Victims weren't just suffering anymore.

They were made into accomplices.

And if things were exposed, the weak would fall harder than the guilty.

So they protected their abusers. Covered for them.

To outsiders, it looked like kids joking around.

And the new principal… actually thought he'd succeeded where the last had failed. He believed he had ended bullying.

All of that in just three days.

Three. Days.

The seniors must have been planning long before Jeunk's downfall. Or maybe… this was already happening, even when Jeunk was in charge. He had ruled through his father's influence, and the older students let him be as long as they got their cut.

But with Jeunk gone, the balance collapsed. Only one idea remained:

The King of the School.

One ruler.

One tyrant.

Every faction under his control.

War had broken out—war in blood and tears.

The blood of the weak. The tears of scapegoats.

And right in the middle of it all:

Si-woo. And Il-seong.

Si-woo—the powerless.

The obedient dog.

The seniors' new game was to force him to choose his master.

Whoever he chose… would become king in Jeunk's place.

Disgusting.

Every group hunted him. Every day. Even outside school grounds.

At least Jeunk had kept his cruelty contained within the school walls.

The first night, wannabe pimps had cornered him at the subway station. They grabbed his collar, forcing him into what they called "anal training." In other words: ordering their lackeys to violate him with a pen, while they filmed and laughed.

Another group of streamers tried to trap him in a hallway for a live beating.

By some miracle, he hadn't crossed paths with Ju-Ming's crew yet.

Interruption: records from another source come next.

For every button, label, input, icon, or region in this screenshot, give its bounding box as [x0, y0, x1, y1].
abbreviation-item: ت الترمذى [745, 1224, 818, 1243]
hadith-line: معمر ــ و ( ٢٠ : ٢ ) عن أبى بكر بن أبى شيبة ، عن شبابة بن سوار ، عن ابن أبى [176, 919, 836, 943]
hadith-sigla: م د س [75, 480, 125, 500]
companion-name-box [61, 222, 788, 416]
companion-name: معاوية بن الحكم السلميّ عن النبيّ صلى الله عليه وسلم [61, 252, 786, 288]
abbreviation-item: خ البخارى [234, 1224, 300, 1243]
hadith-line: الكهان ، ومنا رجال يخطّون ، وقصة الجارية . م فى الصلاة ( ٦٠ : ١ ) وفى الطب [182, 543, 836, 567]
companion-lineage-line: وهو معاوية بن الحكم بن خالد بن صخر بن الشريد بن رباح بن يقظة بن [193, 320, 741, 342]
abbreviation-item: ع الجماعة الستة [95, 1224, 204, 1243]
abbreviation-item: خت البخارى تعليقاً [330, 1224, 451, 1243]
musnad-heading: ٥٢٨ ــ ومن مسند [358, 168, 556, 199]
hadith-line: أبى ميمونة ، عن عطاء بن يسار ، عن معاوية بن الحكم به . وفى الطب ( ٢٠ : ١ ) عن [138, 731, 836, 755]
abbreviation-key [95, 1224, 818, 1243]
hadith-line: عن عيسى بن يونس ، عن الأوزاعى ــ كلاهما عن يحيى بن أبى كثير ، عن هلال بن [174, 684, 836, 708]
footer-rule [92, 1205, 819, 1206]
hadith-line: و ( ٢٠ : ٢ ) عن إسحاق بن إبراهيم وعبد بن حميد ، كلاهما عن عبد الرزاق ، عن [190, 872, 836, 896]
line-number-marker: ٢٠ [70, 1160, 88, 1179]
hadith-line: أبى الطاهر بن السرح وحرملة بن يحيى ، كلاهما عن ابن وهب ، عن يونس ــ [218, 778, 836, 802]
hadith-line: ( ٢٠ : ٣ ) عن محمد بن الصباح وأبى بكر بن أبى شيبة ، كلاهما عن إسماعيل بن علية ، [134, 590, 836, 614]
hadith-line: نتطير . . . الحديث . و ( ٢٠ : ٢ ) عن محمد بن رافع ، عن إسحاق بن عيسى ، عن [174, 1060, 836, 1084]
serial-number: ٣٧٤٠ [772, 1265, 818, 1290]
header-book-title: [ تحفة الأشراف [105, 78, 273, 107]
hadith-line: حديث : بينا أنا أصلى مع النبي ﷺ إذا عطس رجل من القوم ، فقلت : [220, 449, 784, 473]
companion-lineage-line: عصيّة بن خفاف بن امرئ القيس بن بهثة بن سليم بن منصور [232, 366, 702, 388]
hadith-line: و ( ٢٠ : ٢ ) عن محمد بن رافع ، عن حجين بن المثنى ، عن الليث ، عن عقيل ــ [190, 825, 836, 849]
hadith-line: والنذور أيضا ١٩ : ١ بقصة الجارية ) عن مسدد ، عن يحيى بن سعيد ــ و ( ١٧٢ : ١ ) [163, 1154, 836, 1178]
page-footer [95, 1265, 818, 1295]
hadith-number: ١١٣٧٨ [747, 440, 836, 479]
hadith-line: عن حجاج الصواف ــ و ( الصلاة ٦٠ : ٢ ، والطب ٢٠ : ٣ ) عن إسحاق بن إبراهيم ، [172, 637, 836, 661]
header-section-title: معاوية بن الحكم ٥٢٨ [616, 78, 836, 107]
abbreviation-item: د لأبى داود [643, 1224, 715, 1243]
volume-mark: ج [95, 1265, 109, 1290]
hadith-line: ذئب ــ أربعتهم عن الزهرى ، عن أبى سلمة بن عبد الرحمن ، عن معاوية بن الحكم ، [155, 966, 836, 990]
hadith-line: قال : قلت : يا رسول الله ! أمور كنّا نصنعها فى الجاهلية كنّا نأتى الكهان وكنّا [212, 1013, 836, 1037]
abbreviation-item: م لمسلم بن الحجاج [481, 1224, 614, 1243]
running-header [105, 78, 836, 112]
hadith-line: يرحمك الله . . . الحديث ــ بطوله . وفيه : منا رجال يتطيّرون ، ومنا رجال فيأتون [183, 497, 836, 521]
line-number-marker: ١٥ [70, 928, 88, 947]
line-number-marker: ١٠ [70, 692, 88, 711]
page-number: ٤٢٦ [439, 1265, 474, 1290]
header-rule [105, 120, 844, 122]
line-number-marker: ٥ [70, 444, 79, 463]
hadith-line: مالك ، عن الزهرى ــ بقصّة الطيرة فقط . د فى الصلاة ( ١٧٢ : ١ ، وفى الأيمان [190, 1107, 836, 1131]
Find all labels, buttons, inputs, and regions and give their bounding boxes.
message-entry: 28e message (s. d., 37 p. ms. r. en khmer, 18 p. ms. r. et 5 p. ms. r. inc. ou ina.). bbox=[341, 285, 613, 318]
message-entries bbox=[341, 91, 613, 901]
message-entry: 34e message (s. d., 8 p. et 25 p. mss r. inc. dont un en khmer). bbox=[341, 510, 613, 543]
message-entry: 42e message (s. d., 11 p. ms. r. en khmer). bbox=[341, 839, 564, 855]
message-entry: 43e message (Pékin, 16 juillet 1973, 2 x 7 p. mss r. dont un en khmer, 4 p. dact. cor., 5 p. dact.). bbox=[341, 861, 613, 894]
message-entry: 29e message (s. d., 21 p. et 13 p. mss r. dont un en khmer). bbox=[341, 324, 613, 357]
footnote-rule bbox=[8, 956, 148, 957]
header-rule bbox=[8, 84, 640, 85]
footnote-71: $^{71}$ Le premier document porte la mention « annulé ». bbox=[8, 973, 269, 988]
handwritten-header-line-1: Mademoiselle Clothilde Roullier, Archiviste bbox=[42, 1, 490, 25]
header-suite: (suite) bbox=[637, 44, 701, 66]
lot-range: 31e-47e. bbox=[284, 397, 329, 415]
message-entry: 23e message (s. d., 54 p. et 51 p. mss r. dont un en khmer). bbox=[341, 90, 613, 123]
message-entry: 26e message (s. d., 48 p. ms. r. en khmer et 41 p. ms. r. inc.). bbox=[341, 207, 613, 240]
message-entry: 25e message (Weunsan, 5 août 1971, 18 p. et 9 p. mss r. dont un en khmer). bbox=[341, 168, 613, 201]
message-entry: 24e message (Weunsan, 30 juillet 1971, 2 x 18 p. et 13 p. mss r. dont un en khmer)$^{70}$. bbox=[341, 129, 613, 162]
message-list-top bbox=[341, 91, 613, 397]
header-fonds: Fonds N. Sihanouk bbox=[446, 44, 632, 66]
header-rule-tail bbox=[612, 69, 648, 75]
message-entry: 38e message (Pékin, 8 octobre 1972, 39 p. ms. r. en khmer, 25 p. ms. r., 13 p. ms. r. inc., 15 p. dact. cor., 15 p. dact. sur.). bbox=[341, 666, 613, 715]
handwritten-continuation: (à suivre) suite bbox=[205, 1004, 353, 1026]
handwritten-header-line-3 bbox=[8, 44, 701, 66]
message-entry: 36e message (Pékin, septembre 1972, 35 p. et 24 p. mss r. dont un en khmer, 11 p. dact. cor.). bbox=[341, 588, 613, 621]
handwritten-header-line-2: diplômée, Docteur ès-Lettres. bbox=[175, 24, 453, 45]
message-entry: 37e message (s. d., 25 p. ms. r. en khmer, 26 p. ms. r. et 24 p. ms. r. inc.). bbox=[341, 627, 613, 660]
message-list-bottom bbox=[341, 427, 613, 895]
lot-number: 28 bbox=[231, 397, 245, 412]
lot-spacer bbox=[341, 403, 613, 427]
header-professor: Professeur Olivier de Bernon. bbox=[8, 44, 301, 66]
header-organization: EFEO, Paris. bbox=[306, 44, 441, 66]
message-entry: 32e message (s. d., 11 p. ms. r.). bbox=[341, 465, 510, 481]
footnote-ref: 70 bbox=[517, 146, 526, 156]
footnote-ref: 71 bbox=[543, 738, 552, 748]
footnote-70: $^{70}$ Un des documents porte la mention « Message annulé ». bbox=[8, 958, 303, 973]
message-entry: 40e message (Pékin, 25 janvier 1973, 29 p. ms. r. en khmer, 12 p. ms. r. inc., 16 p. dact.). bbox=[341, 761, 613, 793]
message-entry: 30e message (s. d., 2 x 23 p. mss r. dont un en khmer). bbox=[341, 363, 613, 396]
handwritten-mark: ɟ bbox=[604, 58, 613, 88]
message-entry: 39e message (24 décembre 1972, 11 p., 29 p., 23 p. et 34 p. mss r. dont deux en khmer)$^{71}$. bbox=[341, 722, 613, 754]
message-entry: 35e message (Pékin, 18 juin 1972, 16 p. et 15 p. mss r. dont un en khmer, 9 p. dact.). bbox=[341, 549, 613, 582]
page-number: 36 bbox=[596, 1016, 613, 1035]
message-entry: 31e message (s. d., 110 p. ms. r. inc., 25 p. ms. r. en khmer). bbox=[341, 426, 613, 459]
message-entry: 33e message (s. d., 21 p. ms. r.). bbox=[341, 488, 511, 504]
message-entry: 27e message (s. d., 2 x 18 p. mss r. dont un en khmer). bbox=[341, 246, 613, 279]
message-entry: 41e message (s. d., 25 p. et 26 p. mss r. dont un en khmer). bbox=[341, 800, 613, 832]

And then came the blackmail. Fake pictures of him stealing, raping, vandalizing. Ridiculous, fabricated garbage. Each "proof" came with a note: commit the crime for real, or the pictures go online.

At least those blackmailers were smart. They stayed anonymous.

Through it all, Si-woo was helpless.

Counting the days until his punishment ended.

Shaking under the weight of every gaze.

And there was Il-seong.

Il-seong.

The very name burned his tongue now.

They barely spoke anymore.

Yet his friend was always there.

Like a shadow.

The day the pimps shoved Si-woo into a public restroom and ordered him to strip, he had considered fighting back.

But the ones fumbling with his belt weren't the leaders.

They were underclassmen, their faces already swollen with bruises.

Si-woo couldn't bring himself to fight them.

Didn't want to.

He wished the senior himself would get off his "chair"—a fat classmate Si-woo recognized, the same one who used to laugh while Jeunk tormented him—and deal the blow personally.

But from the smirk on his face, Si-woo knew he never would.

— Damn! Nice package! the senior barked, whipping out his phone.

Si-woo let them pull his pants down without a word.

— On all fours, the leader ordered.

The group pushed down on him until he complied.

Si-woo trembled with rage. He would've given anything for a spell that could burn the bastard alive. And he wasn't even that strong—just a parasite.

Before the trembling hands of a sobbing underclassman could press the pen inside him, the restroom door slammed open.

Il-seong stood there.

— Hands off my friend.

Si-woo swallowed a growl.

His friend's voice was like a blade pulled from ice.

His aura—like the cold light of a winter sun.

Yes, he saved him. Every time.

Il-seong crushed skulls, terrorized leaders, erased threats.

The streamers ended up filming their own beatings.

The blackmail notes stopped appearing.

All of it was Il-seong's work.

But he wasn't the hero Si-woo had once believed him to be.

He charged others for rescues—everyone except Si-woo.

He robbed enemies to fill his own pockets.

He acted only when it suited him.

Apathetic. Capricious.

And the power Si-woo had helped him gain… he now used to bend his charisma, to make the whole school adore him.

He was the true King of the School.

But he refused to claim the throne.

He preferred the chaos.

Si-woo had told him again and again.

Il-seong never listened.

The real problem came the day before the locker room incident.

For the first time in days, they ate lunch together on the football stadium steps.

Il-seong leaned back, face tilted toward the sun, and said casually :

— I guess I'll have to start dating Mi-cha.